Я слышал, как потом она говорила подруге, что ссорилась с ним во сне, и потом уткнулась лицом в его голое плечо, и это оказалась не кожа, а что-то липкое, вязкое, и лицо ее опустилось в эту плотную массу, и она подумала о гипсе, и чувствовала, как лицо ее принимает четкую, строгую форму, и отодвинула лицо от этой формирующей массы, которая так и не вернула ей форму ее мужа. И сразу проснулась.
«Он умер, а я не чувствовал ничего, спал в соседней комнате, – думаю я. – Разве можно прожить хотя бы миг чужой жизнью?

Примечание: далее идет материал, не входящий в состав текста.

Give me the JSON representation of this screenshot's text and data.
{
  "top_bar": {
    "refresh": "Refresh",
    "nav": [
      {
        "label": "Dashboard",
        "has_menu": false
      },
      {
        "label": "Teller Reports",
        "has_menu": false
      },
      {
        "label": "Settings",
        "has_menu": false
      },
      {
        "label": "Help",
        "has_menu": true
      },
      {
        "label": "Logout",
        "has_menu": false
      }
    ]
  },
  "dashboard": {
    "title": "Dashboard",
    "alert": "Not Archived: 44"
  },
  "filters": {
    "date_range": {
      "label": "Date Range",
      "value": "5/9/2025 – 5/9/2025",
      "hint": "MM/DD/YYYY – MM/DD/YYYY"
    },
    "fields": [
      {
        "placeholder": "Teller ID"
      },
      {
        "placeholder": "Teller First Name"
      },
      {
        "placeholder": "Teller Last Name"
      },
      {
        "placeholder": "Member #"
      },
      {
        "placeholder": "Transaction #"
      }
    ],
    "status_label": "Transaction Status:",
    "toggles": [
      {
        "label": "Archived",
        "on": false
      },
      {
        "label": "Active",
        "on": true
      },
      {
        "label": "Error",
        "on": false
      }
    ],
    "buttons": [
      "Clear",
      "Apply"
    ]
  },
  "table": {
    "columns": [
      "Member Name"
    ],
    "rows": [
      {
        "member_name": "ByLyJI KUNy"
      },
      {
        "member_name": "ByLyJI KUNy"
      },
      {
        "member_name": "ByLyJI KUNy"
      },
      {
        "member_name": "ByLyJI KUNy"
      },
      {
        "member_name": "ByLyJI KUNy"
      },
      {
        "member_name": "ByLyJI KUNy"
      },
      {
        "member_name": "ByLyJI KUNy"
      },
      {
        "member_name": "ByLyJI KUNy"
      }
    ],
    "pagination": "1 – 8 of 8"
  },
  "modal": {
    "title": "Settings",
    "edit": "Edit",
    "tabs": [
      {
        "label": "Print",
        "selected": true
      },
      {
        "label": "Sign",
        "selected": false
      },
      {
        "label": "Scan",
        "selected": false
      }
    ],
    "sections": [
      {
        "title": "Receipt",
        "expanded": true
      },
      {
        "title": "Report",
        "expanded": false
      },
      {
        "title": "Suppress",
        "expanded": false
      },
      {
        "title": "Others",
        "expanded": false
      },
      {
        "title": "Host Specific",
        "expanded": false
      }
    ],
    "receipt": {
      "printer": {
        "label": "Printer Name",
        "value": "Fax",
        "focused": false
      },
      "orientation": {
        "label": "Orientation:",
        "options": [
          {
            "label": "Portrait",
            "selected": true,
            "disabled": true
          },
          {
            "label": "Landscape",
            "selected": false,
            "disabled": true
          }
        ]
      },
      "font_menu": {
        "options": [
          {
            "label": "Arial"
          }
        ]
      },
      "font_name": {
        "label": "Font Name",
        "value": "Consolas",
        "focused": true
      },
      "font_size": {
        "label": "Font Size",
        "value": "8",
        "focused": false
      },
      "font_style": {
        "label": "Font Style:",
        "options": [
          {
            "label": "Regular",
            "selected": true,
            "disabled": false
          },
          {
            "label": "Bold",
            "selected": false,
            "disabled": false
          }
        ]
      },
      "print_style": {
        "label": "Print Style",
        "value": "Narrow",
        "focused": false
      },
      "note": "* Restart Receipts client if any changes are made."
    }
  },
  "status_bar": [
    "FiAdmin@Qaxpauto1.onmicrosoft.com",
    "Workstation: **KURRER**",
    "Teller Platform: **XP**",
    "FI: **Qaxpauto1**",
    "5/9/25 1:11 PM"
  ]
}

Кино, театр, тысячи примеров – можно прожить чужими страстями, и умереть чужой смертью, и забыть себя, и испугаться этого, начать вспоминать подробности своей жизни».
«Ее не надо выдумывать, это просто твоя жизнь, – думаю я, слизывая с губ горьковатый туман, я чувствую себя сопричастным жизни, происходящей вокруг. – Не надо ничего создавать заново, ты уже существуешь, гармония в движениях и дыхании, очертаниях тела и жажде свободы…»
Последний год жизни он окружал себя вещами-символами: старый игрушечный паровозик, компас, книжка о героях, черные очки, еще, кажется, авторучка с дарственной надписью.
Ему важно было, что знакомые и друзья называют его Колькой, а не Николаем Матвеевичем, – наверное, он хотел возвратить время, вернуть самого себя и не смог.
…Дождь собирался весь день, и к вечеру воздух стал тяжел и влажен.
Шум машин похож на сильное дыхание. Я подумал, что мы так любим город потому, что его жизнь похожа на жизнь нашей души: мгновенные картинки, мгновенные открытия.
Мы с отцом идем довольно долго, оказываемся в сквере, разделенном на три короткие аллеи, с крашенными оранжевой краской скамейками. Зажглись фонари, высоко висящие на столбах, несколько лампочек разбито.
Скамейка, которую он выбрал, – в конце центральной аллеи, темные кусты пенятся близко от нас.
Свет фонаря оказался за спиной. Оттого что я видел отца нечетко, но тишина наполнялась шорохами, его дыханием и движениями его тела, пространство передо мной казалось больше. Я старался четче увидеть его лицо, но чем больше я смотрел, тем более оно казалось мне незнакомым.